This post contains spoilers for A Vist from the Goon Squad.
There may be something sentimental about the idea that we are all connected, affected by each others’ actions and worldviews in ways we can’t see until later. But for a novel that’s ultimately about how art helps us collectively and individually overcome the traumas of September 11, it’s a fitting ideological framework. The events of that day came about in part because of reactions to our actions that we didn’t see, or take seriously enough, in part because a small group of poisonously angry men wanted to make themselves seen, and felt. In the years since the attacks, we’ve mostly responded by trying to regulate the world in a way that’s more advantageous to us, to see everything, even at the expense of privacy and liberty. The power of Egan’s novel comes from asserting a positive vision of interconnection, one governed not by power and victory but by compassion and openness.
Because it turns out, of course, that Alex’s bad night with Sasha in the early years after the attacks ends up becoming the key to his ability to appreciate the event that changes — and maybe heals — a nation. As the New Yorker of longer vintage, she is part of his initiation into city. And years later, her experience of loss will refract back to him:
Before them, the new buildings spiraled gorgeously against the sky, so much nicer than the old ones (which Alex had only seen in pictures), more like sculptures than buildings, because they were empty…The weight of what had happened here more than twenty years ago was still faintly present for Alex, as it always was when he came to the Footprint. He perceived it as a sound just out of earshot, the vibration of an old disturbance. Now it seemed more insistent than ever: a low, deep thrum that felt primally familiar, as if it had been whirring inside all the sounds that Alex had made and collected over the years: their hidden pulse.
He’s right to be anxious, maybe even more than we can understand. Egan’s very, very good at evoking the future. She places us in time with the reference to a 15-year war and the baby boom that followed, though whether it’s our involvement in the Middle East or another conflict remains unclear. Her description of social networking gives us a sense of vaster, though still personal, webs of connection, of earlier adoption of technology by children. Both the war and the spread of technology have enabled the expansion of the state security apparatus, though whether the fear is legitimate or justified also remains open to question. And the reaction to Scotty’s performance, the moment when “ballads of paranoia and disconnection ripped from the chest of a man you knew just by looking had never had a page or a profile or a handle or a handset, who was part of no one’s data, a guy who had lived in the cracks all these years, forgotten and full of rage, in a way that now registered as pure. Untouched,” are so strong that they suggest that things got truly bad. It might still be possible to make rock music, and to market it, but there’s something shimmering off the page.

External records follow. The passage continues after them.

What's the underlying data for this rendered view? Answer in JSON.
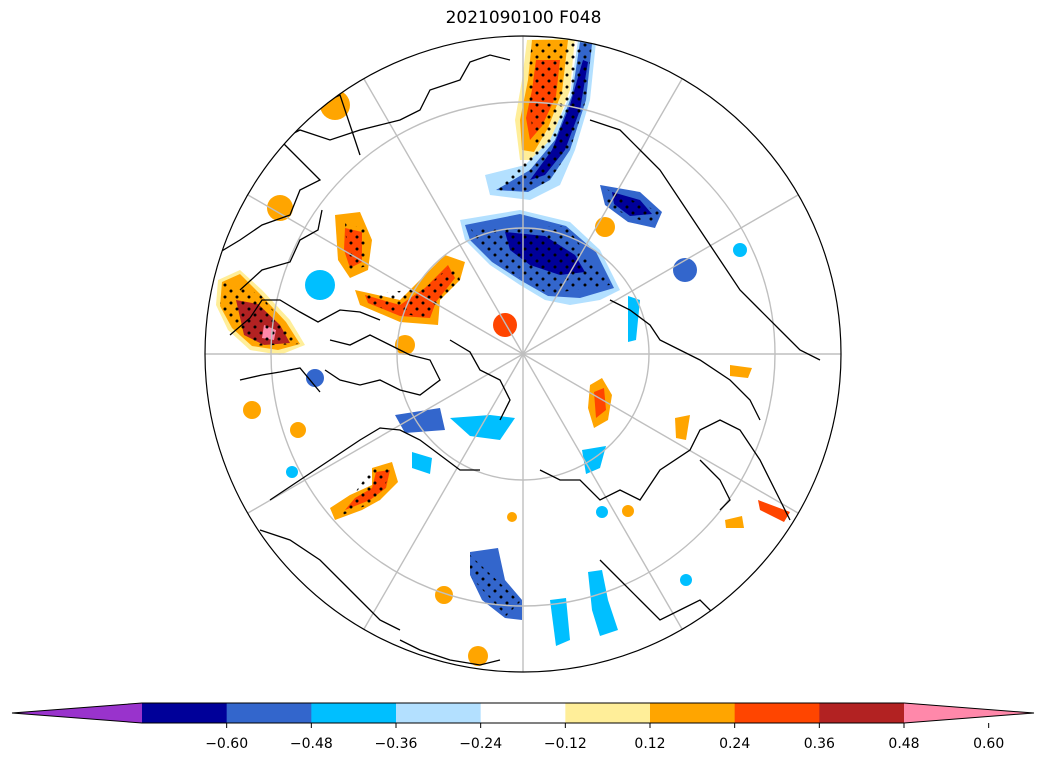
{
  "title": "2021090100 F048",
  "colorbar": {
    "colors": [
      "#9933cc",
      "#000099",
      "#3366cc",
      "#00bfff",
      "#b3e0ff",
      "#ffffff",
      "#ffee99",
      "#ffa500",
      "#ff4500",
      "#b22222",
      "#ff88aa"
    ],
    "boundaries": [
      -0.6,
      -0.48,
      -0.36,
      -0.24,
      -0.12,
      0.12,
      0.24,
      0.36,
      0.48,
      0.6
    ],
    "tick_labels": [
      "−0.60",
      "−0.48",
      "−0.36",
      "−0.24",
      "−0.12",
      "0.12",
      "0.24",
      "0.36",
      "0.48",
      "0.60"
    ],
    "extend": "both"
  },
  "map": {
    "projection": "north-polar-stereographic",
    "gridlines": true,
    "stippling": true,
    "coastlines": true
  }
}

Some of what that might have been is suggested in Dolly’s tremendously funny, frightening story, which feels especially timely after the recent scrutiny of celebrities like Hillary Swank who took huge sums of money to entertain dictators. This section of the book feels slightly more hyper-real than the rest of the novel — it’s hard to believe, especially in the wake of the Arab Spring, that a hat or a hottie would actually change the international perception of a murderous dictator. But there’s something true about the fact that we’re easily distractible: “I wonder how the general dances? And if Dolly could get people to ask that question, the general’s image problems would be solved. It didn’t matter how many thousands he’d slaughtered—if the collective vision of him could include a dance floor, all that would be behind him.” And I’m also fascinated by the way Lulu moves through the novel, first as a distantly-glimpsed figure during the Africa trip, then as the unflappable little girl eating star fruit in a dictatorship, and finally, as a vision of the future, the person who is figuring out things that Alex and Bennie can’t.
And as for the woman who was that young girl once? If Sasha’s role in Alex’s life was to help guarantee that he would stay in New York, and that he’d see the city in a way that lets him see Scotty’s moment of glory the way that he does, it turns out that she’s had a role of her own. It’s hard to write about the powerpoint section of the novel, because it reads more like poetry than prose, because the visual journeys through it are so important. But I really appreciate that the broken woman we got at the beginning of the novel has gotten to be:
like anyone, with a life that worried and electrified and overwhelmed her, Ted, long divorced—a grandfather—would visit Sasha at home in the California desert. He would step through a living room strewn with the flotsam of her young kids and watch the western sun blaze through a sliding glass door. And for an instant he would remember Naples: sitting with Sasha in her tiny room; the jolt of surprise and delight he’d felt when the sun finally dropped into the center of her window and was captured inside her circle of wire. Now he turned to her, grinning. Her hair and face were aflame with orange light. “See,” Sasha muttered, eyeing the sun. “It’s mine.”
Our lives are miracles, both on their own and in the way they interact with everyone else’s to form something more complex than we can see in the moment, or even over the sweep of our lives. A novel like this needs an omniscient narrator. It takes someone with a vision this big to understand it all.